Sunday, September 19, 2010

3 Things I Learned About My Mother


Cousin A's mother and my mother are sisters. Cousin A and I were able to catch up on some family gossip when Domestic Partner and I took her to brunch for her birthday today. My mother, who is originally from Japan, is now in her mid-sixties.

Here a few things I learned about her.

1.) My mother had attended a prestigious university in the Tokyo area before meeting my father. She did not graduate. Instead, she married my father and moved to America with him. My Ojii-chan, my mother's father, supported her decision to quit college and get married. Cousin A has worked in Tokyo. She told me that the same university still has a well-known and respected reputation.

2.) If it had been up to my mother, she might have chosen to have less than four children. It was my father who had wanted a large family, after having read "Cheaper by the Dozen." I remember feeling, at age 13, slightly offended when I had learned that my mother had had her tubes tied after my youngest brother was born.
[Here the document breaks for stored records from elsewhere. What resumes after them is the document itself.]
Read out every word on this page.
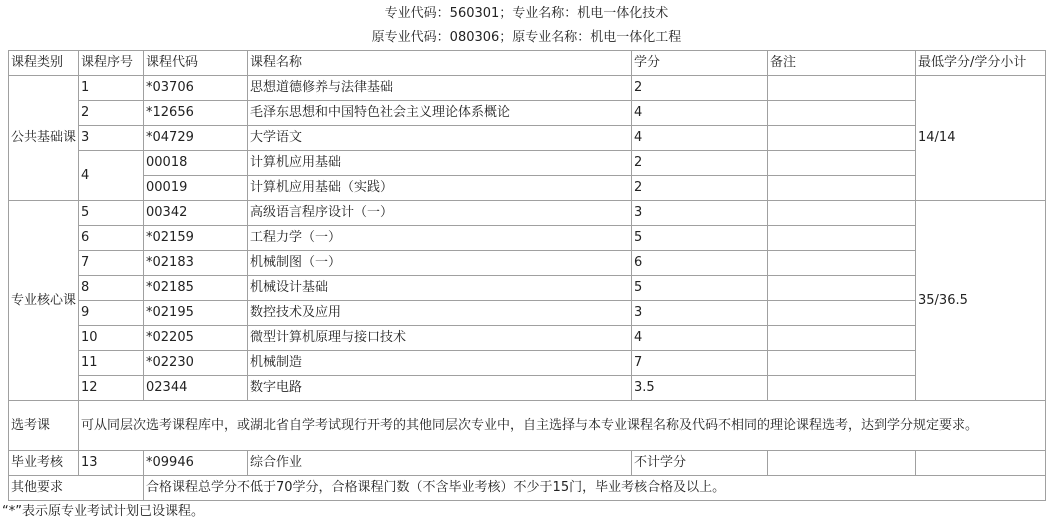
专业代码：560301；专业名称：机电一体化技术
原专业代码：080306；原专业名称：机电一体化工程
课程类别	课程序号	课程代码	课程名称	学分	备注	最低学分/学分小计
公共基础课	1	*03706	思想道德修养与法律基础	2		14/14
	2	*12656	毛泽东思想和中国特色社会主义理论体系概论	4		
	3	*04729	大学语文	4		
	4	00018	计算机应用基础	2		
		00019	计算机应用基础（实践）	2		
专业核心课	5	00342	高级语言程序设计（一）	3		35/36.5
	6	*02159	工程力学（一）	5		
	7	*02183	机械制图（一）	6		
	8	*02185	机械设计基础	5		
	9	*02195	数控技术及应用	3		
	10	*02205	微型计算机原理与接口技术	4		
	11	*02230	机械制造	7		
	12	02344	数字电路	3.5		
选考课	可从同层次选考课程库中，或湖北省自学考试现行开考的其他同层次专业中，自主选择与本专业课程名称及代码不相同的理论课程选考，达到学分规定要求。					
毕业考核	13	*09946	综合作业	不计学分		
其他要求		合格课程总学分不低于70学分，合格课程门数（不含毕业考核）不少于15门，毕业考核合格及以上。				
“*”表示原专业考试计划已设课程。
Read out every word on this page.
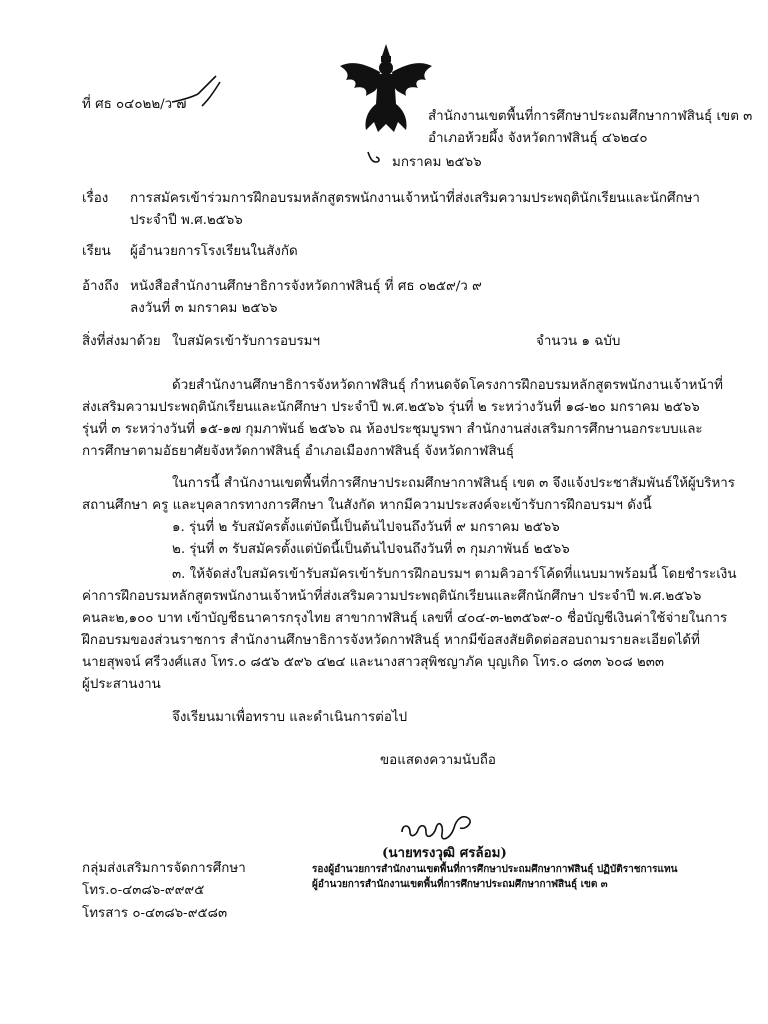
ที่ ศธ ๐๔๐๒๒/ว ๗
สำนักงานเขตพื้นที่การศึกษาประถมศึกษากาฬสินธุ์ เขต ๓
อำเภอห้วยผึ้ง จังหวัดกาฬสินธุ์ ๔๖๒๔๐
มกราคม ๒๕๖๖
เรื่อง การสมัครเข้าร่วมการฝึกอบรมหลักสูตรพนักงานเจ้าหน้าที่ส่งเสริมความประพฤตินักเรียนและนักศึกษา
ประจำปี พ.ศ.๒๕๖๖
เรียน ผู้อำนวยการโรงเรียนในสังกัด
อ้างถึง หนังสือสำนักงานศึกษาธิการจังหวัดกาฬสินธุ์ ที่ ศธ ๐๒๕๙/ว ๙
ลงวันที่ ๓ มกราคม ๒๕๖๖
สิ่งที่ส่งมาด้วย ใบสมัครเข้ารับการอบรมฯ	จำนวน ๑ ฉบับ
ด้วยสำนักงานศึกษาธิการจังหวัดกาฬสินธุ์ กำหนดจัดโครงการฝึกอบรมหลักสูตรพนักงานเจ้าหน้าที่
ส่งเสริมความประพฤตินักเรียนและนักศึกษา ประจำปี พ.ศ.๒๕๖๖ รุ่นที่ ๒ ระหว่างวันที่ ๑๘-๒๐ มกราคม ๒๕๖๖
รุ่นที่ ๓ ระหว่างวันที่ ๑๕-๑๗ กุมภาพันธ์ ๒๕๖๖ ณ ห้องประชุมบูรพา สำนักงานส่งเสริมการศึกษานอกระบบและ
การศึกษาตามอัธยาศัยจังหวัดกาฬสินธุ์ อำเภอเมืองกาฬสินธุ์ จังหวัดกาฬสินธุ์
ในการนี้ สำนักงานเขตพื้นที่การศึกษาประถมศึกษากาฬสินธุ์ เขต ๓ จึงแจ้งประชาสัมพันธ์ให้ผู้บริหาร
สถานศึกษา ครู และบุคลากรทางการศึกษา ในสังกัด หากมีความประสงค์จะเข้ารับการฝึกอบรมฯ ดังนี้
๑. รุ่นที่ ๒ รับสมัครตั้งแต่บัดนี้เป็นต้นไปจนถึงวันที่ ๙ มกราคม ๒๕๖๖
๒. รุ่นที่ ๓ รับสมัครตั้งแต่บัดนี้เป็นต้นไปจนถึงวันที่ ๓ กุมภาพันธ์ ๒๕๖๖
๓. ให้จัดส่งใบสมัครเข้ารับสมัครเข้ารับการฝึกอบรมฯ ตามคิวอาร์โค้ดที่แนบมาพร้อมนี้ โดยชำระเงิน
ค่าการฝึกอบรมหลักสูตรพนักงานเจ้าหน้าที่ส่งเสริมความประพฤตินักเรียนและศึกนักศึกษา ประจำปี พ.ศ.๒๕๖๖
คนละ๒,๑๐๐ บาท เข้าบัญชีธนาคารกรุงไทย สาขากาฬสินธุ์ เลขที่ ๔๐๔-๓-๒๓๕๖๙-๐ ชื่อบัญชีเงินค่าใช้จ่ายในการ
ฝึกอบรมของส่วนราชการ สำนักงานศึกษาธิการจังหวัดกาฬสินธุ์ หากมีข้อสงสัยติดต่อสอบถามรายละเอียดได้ที่
นายสุพจน์ ศรีวงศ์แสง โทร.๐ ๘๕๖ ๕๙๖ ๔๒๔ และนางสาวสุพิชญาภัค บุญเกิด โทร.๐ ๘๓๓ ๖๐๘ ๒๓๓
ผู้ประสานงาน
จึงเรียนมาเพื่อทราบ และดำเนินการต่อไป
ขอแสดงความนับถือ
(นายทรงวุฒิ ศรล้อม)
รองผู้อำนวยการสำนักงานเขตพื้นที่การศึกษาประถมศึกษากาฬสินธุ์ ปฏิบัติราชการแทน
ผู้อำนวยการสำนักงานเขตพื้นที่การศึกษาประถมศึกษากาฬสินธุ์ เขต ๓
กลุ่มส่งเสริมการจัดการศึกษา
โทร.๐-๔๓๘๖-๙๙๙๕
โทรสาร ๐-๔๓๘๖-๙๕๘๓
3.) In the early 1960's, there was the possibility that my mother might never meet anyone and get married, according to Cousin A's mother, who had expressed that opinion out loud. I don't know whether she truly thought that or if she was just saying that to her older sister in jest.

But it makes me wonder: did my mother accept my father's marriage proposal because she had feared that was the one and only offer she would ever receive?

Was it both the post-war era and Japanese culture that reinforced my grandfather's support of my mother dropping out of school to get married?

My parents were married for thirty years before my father asked my mother for a divorce.

How much did my mother sacrifice to marry my father? What else did she give up? What if she had contributed less to her roles as a wife and as a mother in order to realize more of her own potential? What if she had been allowed to shape more of her individual identity personally, academically, and career-wise?

Did my mother end up feeling she was held back by marrying my father?

I wonder if I had missed the chance to view my mother even more as a positive role model while I was growing up?

3 comments:

the last noel said...

I always think it's interesting what we find out about our parents. We are a luckier generation with a wider lot of choices.

Cheryl said...

It's always interesting to get other family members' take on the histories your parents have told you--you learn so much.

And hey, at least your mom didn't get her tubes tied after *you* were born. It's your little bro who should be insulted. :-)

Lori said...

It's been a strange and eye opening experience, getting to know my mother as an adult. In recent years she's decided to let me in on all kinds of things that I never would have guessed about her in a million years. I often wish she'd shown me the cracks in her foundation a little sooner. I've always felt a little inadequate when I compared my life to her's, but now that I know what she's struggled through, the mistakes she's made. Turns out we have even more in common then I ever thought possible.